4.2. Early Networks in India
The Indians got into developing their own computer networks in the 1980s. One of the big ones was INDONET, interlinking government offices, research institutes, and businesses. It helped make the ground for the internet to grow in India.
5. Satellite Communication: Connecting the World Through Space
5.1. Satellites Take Communication Global
Another giant leap was the introduction of communication satellites. These earth-orbiting satellites made it possible for people to send messages, TV programs, and other communications across entire continents without the use of cables.
How it worked:
- Signals were transmitted to a satellite placed in space from ground stations on Earth.
- Then the satellite transmitted the signal back to another earth-based ground station, but this time on the other side of the globe.
This technology allowed people to communicate effectively with one another without having to pay more from anywhere in the world.
5.2. Satellite Communication in India
India put Aryabhata in orbit in 1975, then in 1982, it developed the INSAT system. It was more or less used for broadcasting, weather monitoring, and telecommunication, connecting all people, especially in remote areas in the country.
6. Networks in Business and Universities
6.1. Sharing Computers: Mainframes and Time-Sharing
Before personal computers were everywhere, organizations used big, powerful machines called mainframe computers. These mainframes were so costly that no one could buy them for themselves, so they shared them, rather than each having their own.
How it worked:
- Time-sharing let many users share the same computer.
- Each received a share of the computer's power, so many people could work at the same time on the same computer.
This proved especially useful in universities, where one wanted to aggregate computing power for student and researcher use.

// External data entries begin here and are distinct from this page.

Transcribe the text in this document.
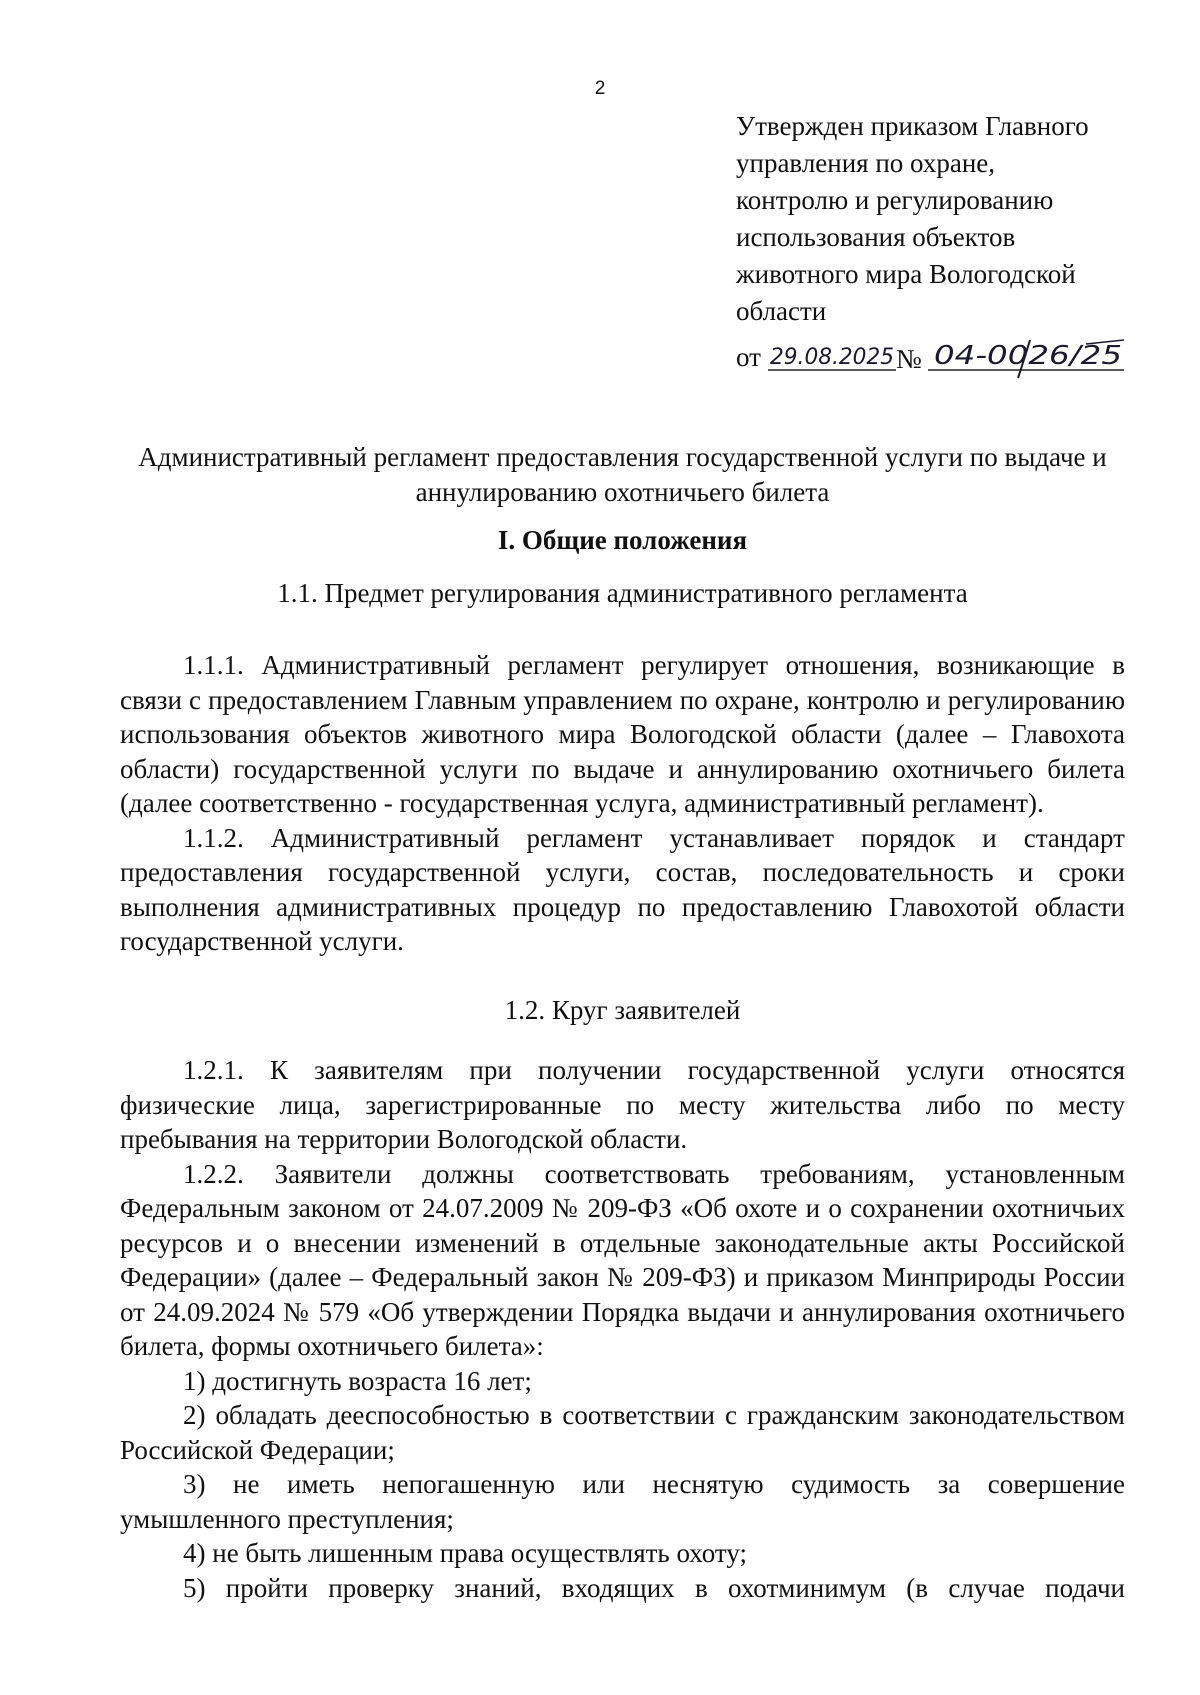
2
Утвержден приказом Главного
управления по охране,
контролю и регулированию
использования объектов
животного мира Вологодской
области
от 29.08.2025 № 04-0026/25
Административный регламент предоставления государственной услуги по выдаче и аннулированию охотничьего билета
I. Общие положения
1.1. Предмет регулирования административного регламента

1.1.1. Административный регламент регулирует отношения, возникающие в связи с предоставлением Главным управлением по охране, контролю и регулированию использования объектов животного мира Вологодской области (далее – Главохота области) государственной услуги по выдаче и аннулированию охотничьего билета (далее соответственно - государственная услуга, административный регламент).

1.1.2. Административный регламент устанавливает порядок и стандарт предоставления государственной услуги, состав, последовательность и сроки выполнения административных процедур по предоставлению Главохотой области государственной услуги.

1.2. Круг заявителей

1.2.1. К заявителям при получении государственной услуги относятся физические лица, зарегистрированные по месту жительства либо по месту пребывания на территории Вологодской области.

1.2.2. Заявители должны соответствовать требованиям, установленным Федеральным законом от 24.07.2009 № 209-ФЗ «Об охоте и о сохранении охотничьих ресурсов и о внесении изменений в отдельные законодательные акты Российской Федерации» (далее – Федеральный закон № 209-ФЗ) и приказом Минприроды России от 24.09.2024 № 579 «Об утверждении Порядка выдачи и аннулирования охотничьего билета, формы охотничьего билета»:

1) достигнуть возраста 16 лет;

2) обладать дееспособностью в соответствии с гражданским законодательством Российской Федерации;

3) не иметь непогашенную или неснятую судимость за совершение умышленного преступления;

4) не быть лишенным права осуществлять охоту;

5) пройти проверку знаний, входящих в охотминимум (в случае подачи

6.2. Local Area Networks (LANs)
In the 1970s, LANs were invented. LANs allowed computers within the same building or campus to be connected, making it easier for people to share files, printers, and other resources.
How it worked:
- LANs connected computers by cables that speedily established communication between computers.
- Ethernet was developed in the 1970s and soon became the way to connect a LAN. It is still used today.
7. Conclusion: How It All Led to the Internet
The internet did not pop out of nowhere. It was the culmination of years of progress in technologies from the telegraph to the telephone, then to radio, and finally to early computer networks. Those early communication systems helped shape the way we connect with each other today.
Every stage in the growth of communication networks brought people closer to each other and eased the transmission of information. The internet is just one part of this long history and the latest, most advanced step in the progression. With new technologies still awaiting development, communication and information sharing will only get better.